How Conservative Judaism Lost Everyone Else

Michah Gottlieb, a professor at NYU, has an article on the Forward’s website titled, “How Conservative Judaism Lost Me.” In it, he discusses how his commitment to what he thought were the Conservative movement’s principles–devotion to halakhah with a more modern and secular-scholarly approach to issues–led him to leave the Conservative fold.

He argues that it was exactly people like him that the Conservative movement should have been courting as new leaders, but it failed to do so, and thus lost people to modern Orthodoxy.

I suppose there is something to this in the sense of leadership and purpose. But I’m not persuaded that this problem is really what caused the diminution of the Conservative movement from its prior place as the largest of the modern American movements.

I understand Gottlieb’s frustration (and it’s nice to see a fellow IU Bloomington alum do good), but JTS (the flagship seminary for the Conservative movement) had long been described as a group of Orthodox faculty teaching Conservative rabbis who would be spiritual leaders for Reform congregants. People like Gottlieb–and, at one point, me–haven’t really been the Conservative movement’s major problem over the last twenty years.

I understand how this could seem to be the case to Gottlieb. He mentions coming of age at a time when the ordination of women was the big controversy roiling the Conservative movement, and it’s easy to see a kind of “post hoc ergo propter hoc” thing happening: Conservative Judaism compromised halakhically on this issue, lost members and scholars to either the Union for Traditional Judaism (which was initially kind of Conservative Judaism without womens’ ordination) or the OU, and decline followed.

I don’t think the numbers necessarily bear that out, however. When you look at the Pew survey results, you would have expected Modern Orthodox Judaism to have grown proportionally, and it hasn’t.

I think, instead, what likely happened is that some people fell away from Reform affiliation and refugees from an adrift Conservative movement backfilled the ranks. Other Conservative Jews likely left affiliation altogether, and some–but a more limited number–likely took Gottlieb’s path. (His contention that his path is the more common one is not based on broad evidence, but rather is anecdotal and particular to what is possible in areas like New York. There’s nothing like what Gottlieb has here in Indianapolis, where the Orthodox synagogues have pushed farther to the right and alienated the folks who had come over from the Conservative movement in the past.)

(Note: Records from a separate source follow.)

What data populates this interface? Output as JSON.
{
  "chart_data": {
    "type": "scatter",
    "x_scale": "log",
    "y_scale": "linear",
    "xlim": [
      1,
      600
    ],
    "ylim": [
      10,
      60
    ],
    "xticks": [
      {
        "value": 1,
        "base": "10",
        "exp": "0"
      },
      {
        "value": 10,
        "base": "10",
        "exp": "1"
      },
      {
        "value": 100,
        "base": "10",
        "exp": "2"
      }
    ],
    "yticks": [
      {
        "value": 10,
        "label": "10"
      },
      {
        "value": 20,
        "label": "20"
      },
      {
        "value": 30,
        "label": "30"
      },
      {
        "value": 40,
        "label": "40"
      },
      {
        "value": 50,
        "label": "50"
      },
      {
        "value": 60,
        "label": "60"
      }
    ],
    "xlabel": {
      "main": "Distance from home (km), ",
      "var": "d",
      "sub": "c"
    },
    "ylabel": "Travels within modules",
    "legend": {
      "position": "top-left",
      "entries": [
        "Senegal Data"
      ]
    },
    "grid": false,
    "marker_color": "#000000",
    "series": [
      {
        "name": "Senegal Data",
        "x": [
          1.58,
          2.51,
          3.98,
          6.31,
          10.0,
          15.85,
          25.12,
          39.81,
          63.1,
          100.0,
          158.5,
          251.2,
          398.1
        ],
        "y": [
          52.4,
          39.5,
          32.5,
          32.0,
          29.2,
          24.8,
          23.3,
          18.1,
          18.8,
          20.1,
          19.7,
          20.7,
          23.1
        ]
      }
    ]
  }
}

I think Gottlieb’s article is important because, while I disagree with his conclusions about how the Conservative movement should have gone about retaining its place, I do agree with his observation about the movement itself–that it is ideologically adrift. Unfortunately, so is much of American Judaism.

That said, I don’t think that the Conservative movement’s new emphasis–expressed by one rabbi as Kadsheinu B’mitzvotekha (sanctify us with your commandments)–is going to appeal to anyone outside its present ranks and perhaps some on the conservative edges of Reform and the liberal edges of the Orthodox world. What It may do, however, is staunch the flow and preserve some kind of “middle,” which Gottlieb argues is important for the continued vitality of American Jewish life.

And even the new approach advanced by the United Synagogue is a bit schizoid. Kadsheinu b’mitzvotekha–but also be more welcoming to the non-Jewish family of Jewish members.

I suspect the bigger problem for the Conservative movement is that the membership of the Reform movement is starting to look more like most Conservative Jews, while retaining enough of a liberal edge to keep some–but not all–of its present membership profile. Meanwhile, Conservative rabbis talk enough like Orthodox rabbis to alienate liberal members while more conservative members will dislike the influx of LGB(T?) clergy and more favorable treatment of non-Jewish spouses.

All of this bodes ill for the continued vitality of JTS and the American Jewish University, which grew in response to the movement’s growth but will now inevitably shrink. This is particularly sad, I think, for JTS, which has in the past produced some very important scholarship and very important scholars. (Not that–as Gottlieb observes–this justifies its continued approach. And I find that realization especially disappointing because I’ve personally benefited from studying with some of its alumni.)

And all of this is wrapped up in the general lack of mission and direction. For example, the JTA article on the United Synagogue 100th anniversary convention shows that there is still navel-gazing on whether independent and alternative minyanim are harmful to synagogues–focused on the institution, not the needs of Jews themselves.

The question all movements should be asking–at the movement level, and within individual congregations–is, “What are we about?” After that, we can figure out where we are and where we should go. Unfortunately, the Conservative movement’s eternal compromise position likely puts it in the worst place of the large modern movements; it’s got a big hole to dig out of.